Ask a LEGO Fan

LEGO Set Numbers

Posted in General Questions by lfanquestions on August 27, 2009

Dave writes:

Is there any rhyme or reason to how TLG assigns numbers to sets?  For instance, 1989’s Forestmen’s River Fortress is numbered 6077 while 1993’s Dark Dragon’s Den is numbered 6076.  What gives?  Also, it seems like set numbers can vary between 3, 4, or more digits — is this related to country of release, age, exclusives, etc?

Thanks,

Dave

Dear Dave,

There are patterns of LEGO set numbering but they are not always followed by TLG.  Sets from the 1960’s have two or three digits.  In the 1970’s most sets had three digits.  Around 1980 sets with four digits began to appear.  Current retail sets have four digits while LEGO exclusives usually contain five or six digits.
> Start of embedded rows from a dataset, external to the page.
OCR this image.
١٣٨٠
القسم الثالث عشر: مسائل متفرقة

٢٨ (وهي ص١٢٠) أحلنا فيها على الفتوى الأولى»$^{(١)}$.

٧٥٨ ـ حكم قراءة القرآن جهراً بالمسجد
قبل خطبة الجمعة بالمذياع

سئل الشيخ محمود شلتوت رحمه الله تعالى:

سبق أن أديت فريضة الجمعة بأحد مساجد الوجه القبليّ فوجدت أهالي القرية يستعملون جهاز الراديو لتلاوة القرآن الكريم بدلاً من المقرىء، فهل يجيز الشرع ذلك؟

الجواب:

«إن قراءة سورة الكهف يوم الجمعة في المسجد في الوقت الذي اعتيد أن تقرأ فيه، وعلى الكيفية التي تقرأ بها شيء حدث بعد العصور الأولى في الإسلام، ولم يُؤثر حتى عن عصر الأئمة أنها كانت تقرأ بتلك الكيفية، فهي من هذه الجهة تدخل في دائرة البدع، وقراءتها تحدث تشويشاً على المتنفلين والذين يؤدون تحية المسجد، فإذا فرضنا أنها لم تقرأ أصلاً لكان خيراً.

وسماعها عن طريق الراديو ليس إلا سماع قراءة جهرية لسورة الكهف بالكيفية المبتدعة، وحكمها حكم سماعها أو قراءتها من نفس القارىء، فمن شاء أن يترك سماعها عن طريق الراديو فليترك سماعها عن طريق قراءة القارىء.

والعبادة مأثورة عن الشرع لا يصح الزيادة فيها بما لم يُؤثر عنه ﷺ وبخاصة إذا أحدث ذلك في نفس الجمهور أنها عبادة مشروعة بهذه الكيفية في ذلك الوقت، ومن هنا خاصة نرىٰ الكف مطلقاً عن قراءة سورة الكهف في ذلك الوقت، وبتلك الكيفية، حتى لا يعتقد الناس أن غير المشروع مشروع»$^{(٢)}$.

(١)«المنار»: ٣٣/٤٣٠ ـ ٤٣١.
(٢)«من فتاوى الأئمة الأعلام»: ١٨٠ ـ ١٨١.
Each theme had a range of numbers that most of its sets belonged to.  Castle was 6000, Space was 6800, and so on.   Every year a theme usually had five or six new sets.  The last two digits of the set number were based on the size of the set.  Check out the 1984 Castle sets: http://www.classic-castle.com/sets/oop1984.html

A small set like 6010 Supply Wagon received a low number while a large set such as 6080 Kings Castle had a high number.  Lego gradually filled in the missing numbers with new sets in a theme over the 1980’s and 1990’s.  Eventually they had to move themes to new number ranges.

Some sets do have different numbers depending on the country where the set was released.  This is most common with small boxed or polybag sets such as the Wizards Cart ( http://www.classic-castle.com/sets/archives/1736.html ).

A few sets even share the same number.  6077 Forestmen’s River Fortress shares a number with the North American version of 6077 Knight’s Procession ( http://www.classic-castle.com/sets/archives/0677.html ).

The numbering system has changed in recent years.  Now new sets in a theme tend to be in numerical order.  The five Lego Pirates sets found in all retail stores are numbered 6239-6243 while Pirate exclusive sets and impulse sets have higher numbers.